Even though CD38 reduction is common after daratumumab treatment, and it is related to the possibility of response, the upregulation of CD38 molecules enhances the response option with daratumumab in resistant PC clones as we have demonstrated in this case report. Thus, other approach for patients to become PC sensitive to daratumumab is to treat them with all-trans retinoic acid (ATRA). ATRA increases CD38 expression of PC, restoring expression of this molecule, but also reduces CD55 and CD59 levels improving astonishingly the complement-dependent cytotoxicity as one of the most important mechanisms of action of daratumumab [1,4].

Conclusions

The negativization of CD38 expression in PC might be an evidence of resistant mechanism under clonal evolution.
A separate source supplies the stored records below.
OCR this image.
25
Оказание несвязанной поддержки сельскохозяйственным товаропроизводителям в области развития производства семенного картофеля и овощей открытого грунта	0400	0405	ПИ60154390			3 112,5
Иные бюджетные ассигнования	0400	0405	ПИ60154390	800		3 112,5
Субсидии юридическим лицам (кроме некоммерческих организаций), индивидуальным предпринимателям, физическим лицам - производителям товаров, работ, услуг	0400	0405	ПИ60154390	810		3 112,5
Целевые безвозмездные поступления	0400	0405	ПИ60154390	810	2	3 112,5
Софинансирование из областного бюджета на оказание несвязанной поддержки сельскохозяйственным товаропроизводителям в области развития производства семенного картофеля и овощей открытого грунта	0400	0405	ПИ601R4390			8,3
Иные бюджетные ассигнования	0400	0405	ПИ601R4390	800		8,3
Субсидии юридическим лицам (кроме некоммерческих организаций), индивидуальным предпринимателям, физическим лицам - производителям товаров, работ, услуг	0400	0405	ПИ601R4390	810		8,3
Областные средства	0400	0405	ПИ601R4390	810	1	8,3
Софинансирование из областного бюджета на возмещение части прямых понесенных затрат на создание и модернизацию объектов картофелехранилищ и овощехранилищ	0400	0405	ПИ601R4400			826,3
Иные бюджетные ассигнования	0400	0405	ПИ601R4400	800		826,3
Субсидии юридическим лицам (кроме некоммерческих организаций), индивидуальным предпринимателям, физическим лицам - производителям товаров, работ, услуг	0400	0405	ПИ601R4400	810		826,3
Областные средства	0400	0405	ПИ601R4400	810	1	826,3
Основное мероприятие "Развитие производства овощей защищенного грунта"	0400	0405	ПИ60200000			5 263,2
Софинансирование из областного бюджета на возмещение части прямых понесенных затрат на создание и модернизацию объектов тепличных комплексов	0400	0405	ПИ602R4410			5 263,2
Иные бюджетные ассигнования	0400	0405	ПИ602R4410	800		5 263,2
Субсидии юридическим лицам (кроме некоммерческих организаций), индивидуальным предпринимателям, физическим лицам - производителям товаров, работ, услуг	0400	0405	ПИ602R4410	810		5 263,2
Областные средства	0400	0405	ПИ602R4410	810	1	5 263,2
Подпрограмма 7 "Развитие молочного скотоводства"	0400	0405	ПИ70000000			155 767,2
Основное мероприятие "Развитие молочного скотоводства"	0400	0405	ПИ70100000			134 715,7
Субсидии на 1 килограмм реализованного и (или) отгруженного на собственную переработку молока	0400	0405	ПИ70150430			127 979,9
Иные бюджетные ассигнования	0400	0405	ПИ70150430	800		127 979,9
However, different mechanisms of loss of expression have been described: primary (lack of expression) and acquired (downregulation expression or hide receptor due to monoclonal antibodies). Regarding the resistance, the mechanism is not completely clear, but several in vitro researches have demonstrated some potential causes of daratumumab resistance and re-sensitization. This is an interesting pathway of further investigation in multiple myeloma: the search for re-sensitization of PC to the treatments currently available, not just ATRA for daratumumab, but other drugs for multiple myeloma like IMiDs, and proteasome inhibitors, which are highly effective.